The most important ingredient in caponata is eggplant, which combined with a number of other ingredients is stewed and cooked down into a wonderful, soft and chunky relish of sorts, that captures all of the colors and flavors of the island in one. It really is that special!


Many, MANY recipes claim to be the traditional or original... and all are similar... and yet probably no two are completely alike! Which I personally think is a good thing! This is a dish that everyone makes their own way- and you should make yours your own too! I will share with you the basics, I am suggesting in this incarnation of my recipe. that you might consider using a tagine...

But please- go ahead and make the dish distinctive and make it suit your own taste!


Please forgive me my friends for somehow having lost the ingredients photo for this evening, but let's start with the main ingredients, which you can see in this picture and I will tell you about the rest after that.

To make one good plateful, which will easily make 4 good-sized appetizer servings, I needed 1/2 of a round eggplant- or one smallish "regular-shaped" one, 1 red bell pepper, 1 green bell pepper, 1 onion, 1 stalk of celery... and now to the other ingredients- 1 tablespoon of capers, 7-8 green olives, 5-6 sprigs of thyme, 1 tablespoon of dried oregano, 4-5 leaves of basil, a little parsley, 1-2 tablespoons of tomato paste, salt, pepper, sugar and vinegar...

Nothing too unusual, exotic or extravagant... it is all in the combination!


Normally, the ingredients for caponata would be fried- in some versions all together, in others individual and then added together at the end.

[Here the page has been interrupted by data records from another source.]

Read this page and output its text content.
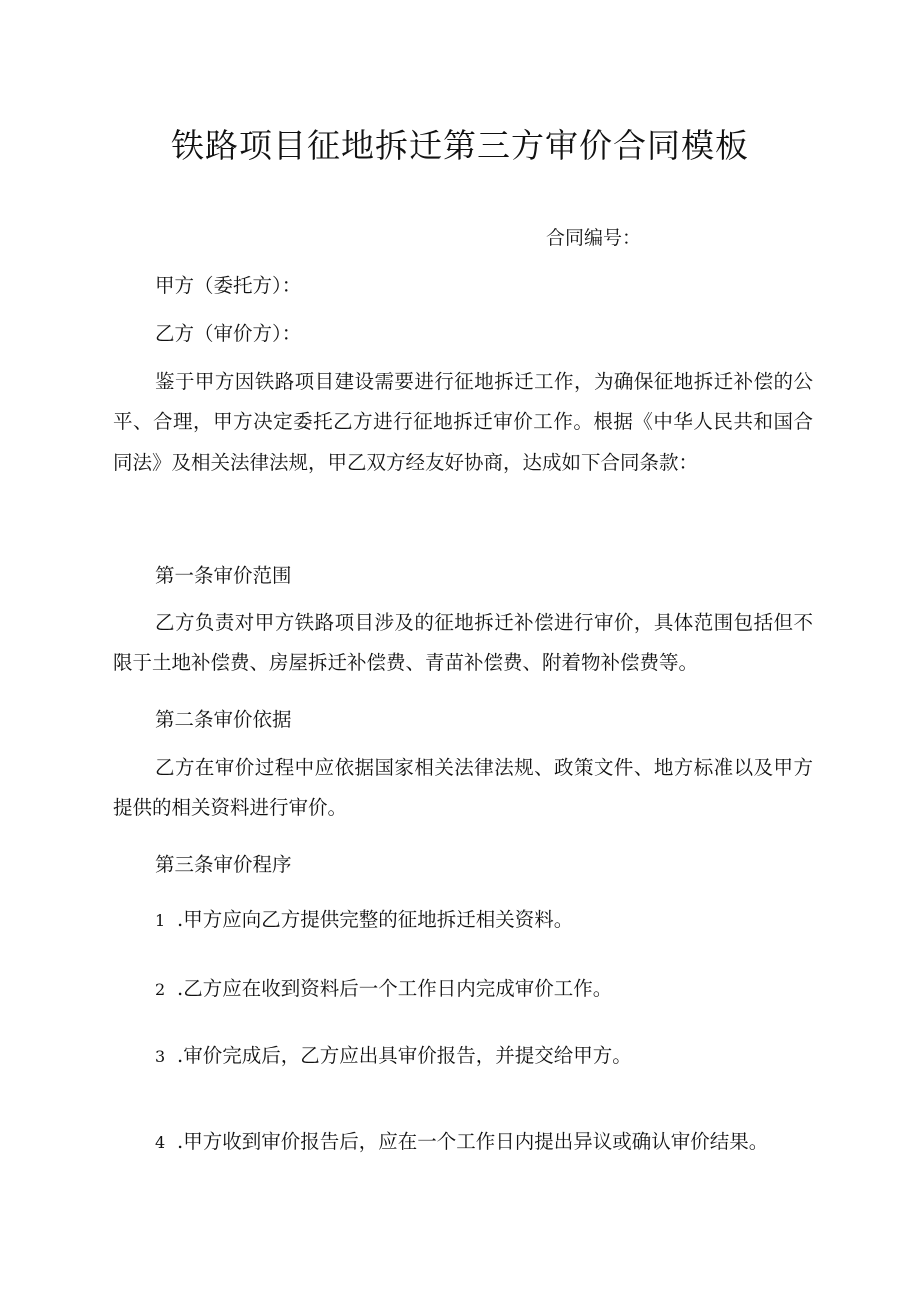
铁路项目征地拆迁第三方审价合同模板
合同编号：
甲方（委托方）：
乙方（审价方）：

鉴于甲方因铁路项目建设需要进行征地拆迁工作，为确保征地拆迁补偿的公平、合理，甲方决定委托乙方进行征地拆迁审价工作。根据《中华人民共和国合同法》及相关法律法规，甲乙双方经友好协商，达成如下合同条款：

第一条审价范围

乙方负责对甲方铁路项目涉及的征地拆迁补偿进行审价，具体范围包括但不限于土地补偿费、房屋拆迁补偿费、青苗补偿费、附着物补偿费等。

第二条审价依据

乙方在审价过程中应依据国家相关法律法规、政策文件、地方标准以及甲方提供的相关资料进行审价。

第三条审价程序
1 .甲方应向乙方提供完整的征地拆迁相关资料。
2 .乙方应在收到资料后一个工作日内完成审价工作。
3 .审价完成后，乙方应出具审价报告，并提交给甲方。
4 .甲方收到审价报告后，应在一个工作日内提出异议或确认审价结果。
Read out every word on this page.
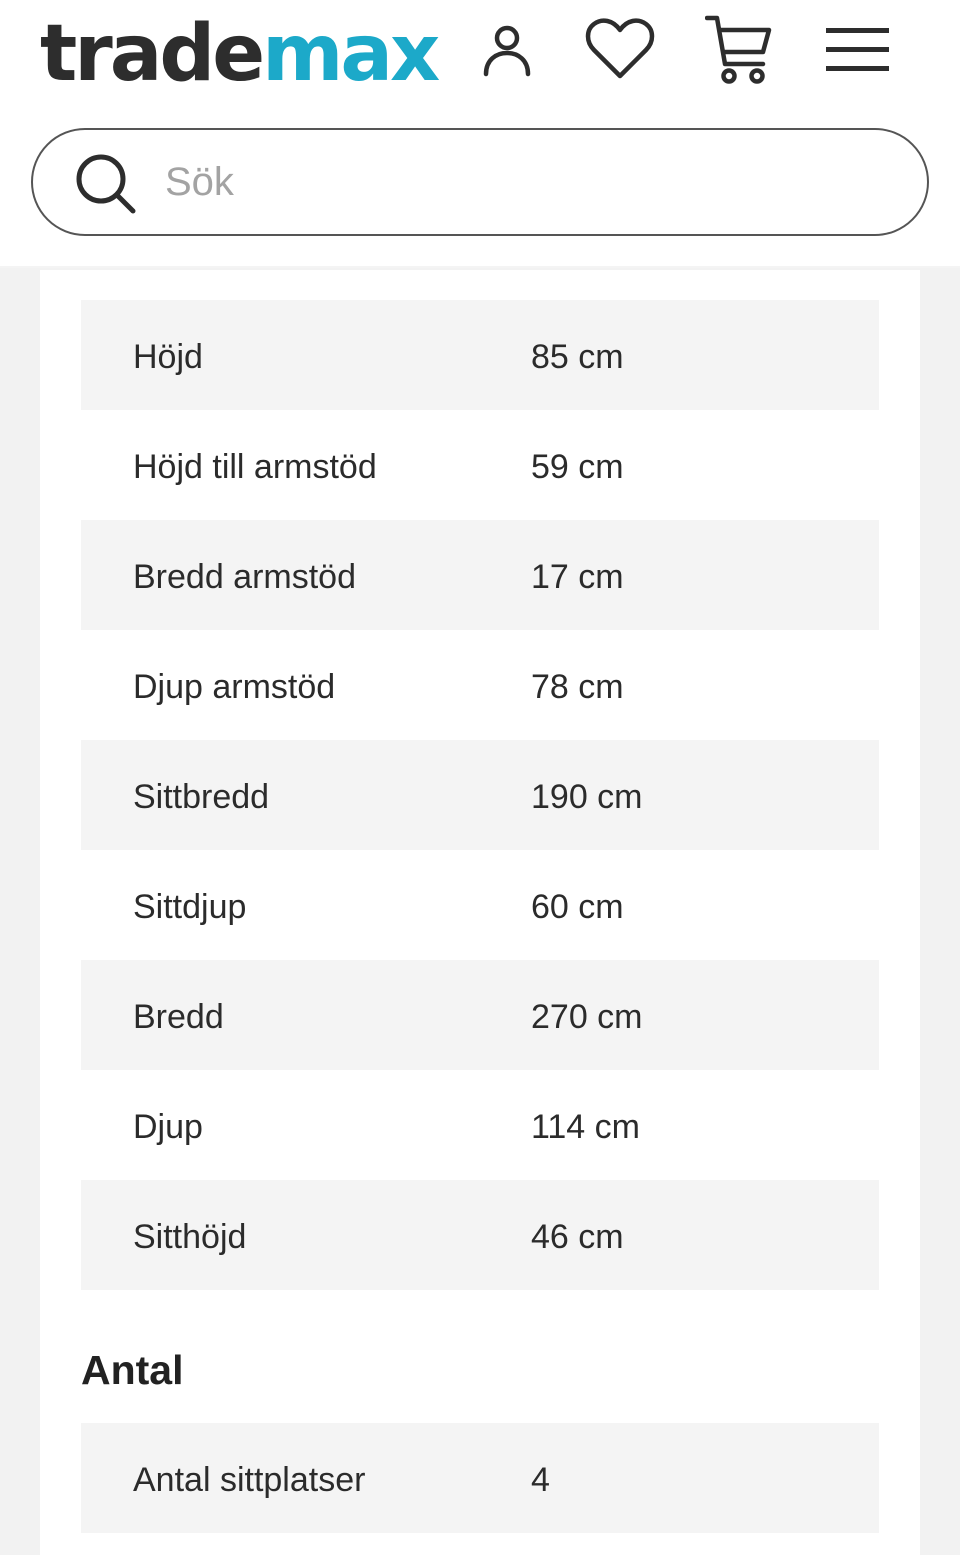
trademax
Sök
Höjd	85 cm
Höjd till armstöd	59 cm
Bredd armstöd	17 cm
Djup armstöd	78 cm
Sittbredd	190 cm
Sittdjup	60 cm
Bredd	270 cm
Djup	114 cm
Sitthöjd	46 cm
Antal
Antal sittplatser	4
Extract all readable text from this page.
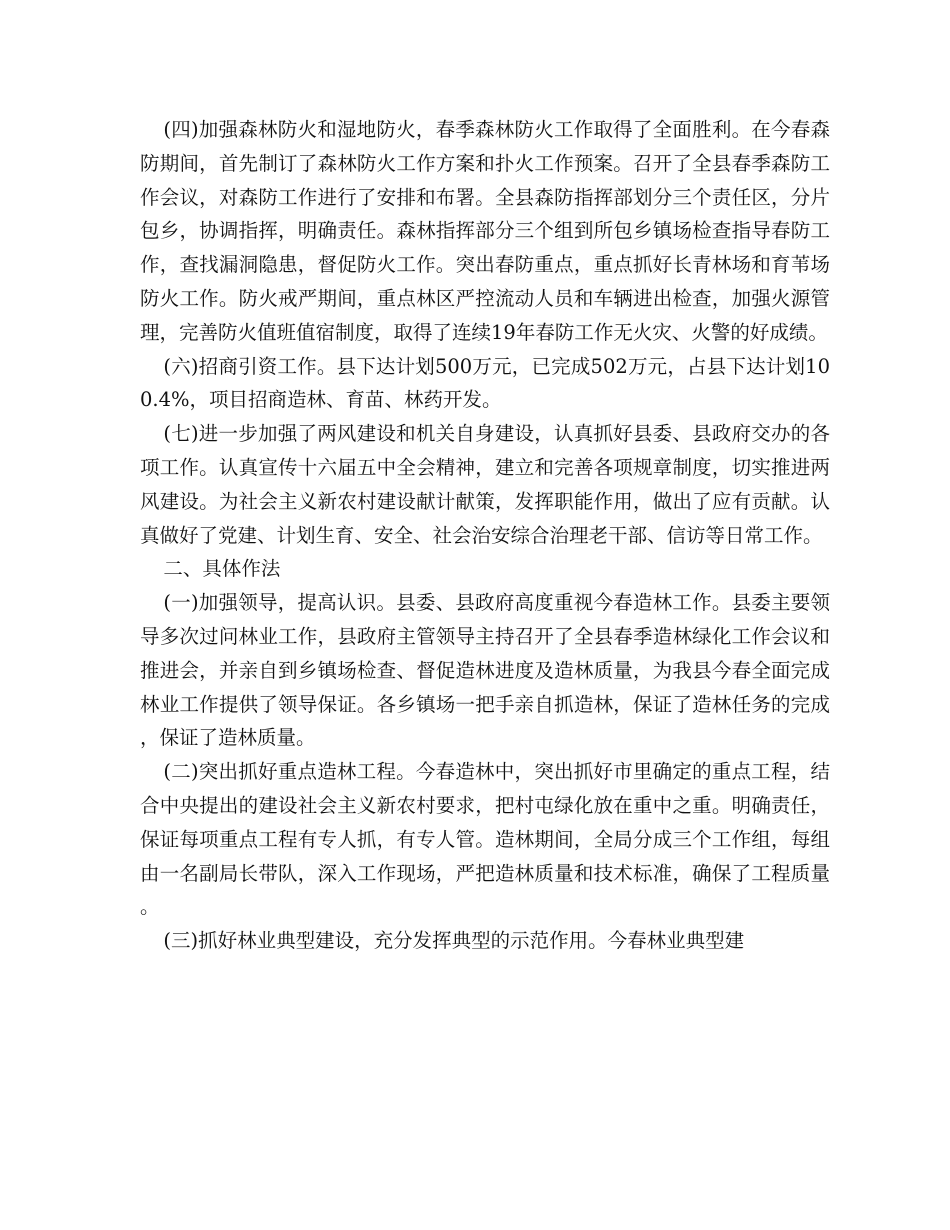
(四)加强森林防火和湿地防火，春季森林防火工作取得了全面胜利。在今春森防期间，首先制订了森林防火工作方案和扑火工作预案。召开了全县春季森防工作会议，对森防工作进行了安排和布署。全县森防指挥部划分三个责任区，分片包乡，协调指挥，明确责任。森林指挥部分三个组到所包乡镇场检查指导春防工作，查找漏洞隐患，督促防火工作。突出春防重点，重点抓好长青林场和育苇场防火工作。防火戒严期间，重点林区严控流动人员和车辆进出检查，加强火源管理，完善防火值班值宿制度，取得了连续19年春防工作无火灾、火警的好成绩。

(六)招商引资工作。县下达计划500万元，已完成502万元，占县下达计划100.4%，项目招商造林、育苗、林药开发。

(七)进一步加强了两风建设和机关自身建设，认真抓好县委、县政府交办的各项工作。认真宣传十六届五中全会精神，建立和完善各项规章制度，切实推进两风建设。为社会主义新农村建设献计献策，发挥职能作用，做出了应有贡献。认真做好了党建、计划生育、安全、社会治安综合治理老干部、信访等日常工作。

二、具体作法

(一)加强领导，提高认识。县委、县政府高度重视今春造林工作。县委主要领导多次过问林业工作，县政府主管领导主持召开了全县春季造林绿化工作会议和推进会，并亲自到乡镇场检查、督促造林进度及造林质量，为我县今春全面完成林业工作提供了领导保证。各乡镇场一把手亲自抓造林，保证了造林任务的完成，保证了造林质量。

(二)突出抓好重点造林工程。今春造林中，突出抓好市里确定的重点工程，结合中央提出的建设社会主义新农村要求，把村屯绿化放在重中之重。明确责任，保证每项重点工程有专人抓，有专人管。造林期间，全局分成三个工作组，每组由一名副局长带队，深入工作现场，严把造林质量和技术标准，确保了工程质量。

(三)抓好林业典型建设，充分发挥典型的示范作用。今春林业典型建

In any case, usually you would need quite a lot of olive oil, quite a bit of time stood at the stove stirring... and those are 2 things I personally do not always want to have to do when it comes to preparing my food- which is where the tagine really comes into it's own!


For this version, I heated up 3 tablespoons of olive oil in the tagine and then added the peppers, onion, eggplant and celery. Obviously, you want to use a good olive oil... but don't hate me for this- my tip is- if your olives or capers came in olive oil- use the stuff you have in the jar... that is what I did! because of course it is LOADED with flavor!

Speaking of flavor, season with salt and pepper and add the thyme- then pop on the lid and let it sizzle for a minute or two before giving it a good stir and returning the lid.


After 4-5 minutes, things will have begun to sweat down and turn brown- and now is the perfect time to add the cherry tomatoes, tomato paste and the basil, which I tore up into smaller pieces.

Fry with the other ingredients for a minute or two and then deglaze the tagine with a good splash of vinegar- but stand back when you do this and don't breath in the vapors! haha! There is no danger of course- but it might take your breath away for a while if you don't!

Add a pinch of sugar, the oregano and a dash of water and replace the lid... only this time, don't touch it for the next 15 minutes.

After around 30 minutes of cooking, add the olives and capers, check the seasoning, give it a good stir and replace the lid. Let it simmer away and sweat down and continue cooking for another 15 minutes.

All of those ingredients have lots of moisture, so with the lid on and the steam that builds up in the tagine, everything will gently cook down together in their own juices and flavors will become richer and more intense- and by now- you will be smelling the wonderful caponata beginning to come together.

After around 45 minutes, everything will be cooked through and tender and delicious. The thyme leaves will have fallen from the twigs, which can be removed, and the juices will have reduced down to a sweet and sour, herb-infused perfection!

The caponata needs to cool down before you enjoy it- so pop the lid back on and let the residual heat trapped in the tagine continue the cooking process the whole remaining time... it's all good!


Add a last little sprinkle of parsley and stir it in before enjoying your caponata with some fresh crusty bread and a glass of wine. Or here's an idea- if you are having guests around or throwing a party, you could use this as an incredible topping for bruschetta. Or even as a topping for a pasta dish. Or simply as a side salad... it's a pretty wonderful and versatile thing you have made!

So, buon appetito in any case... whichever way you decide to enjoy it!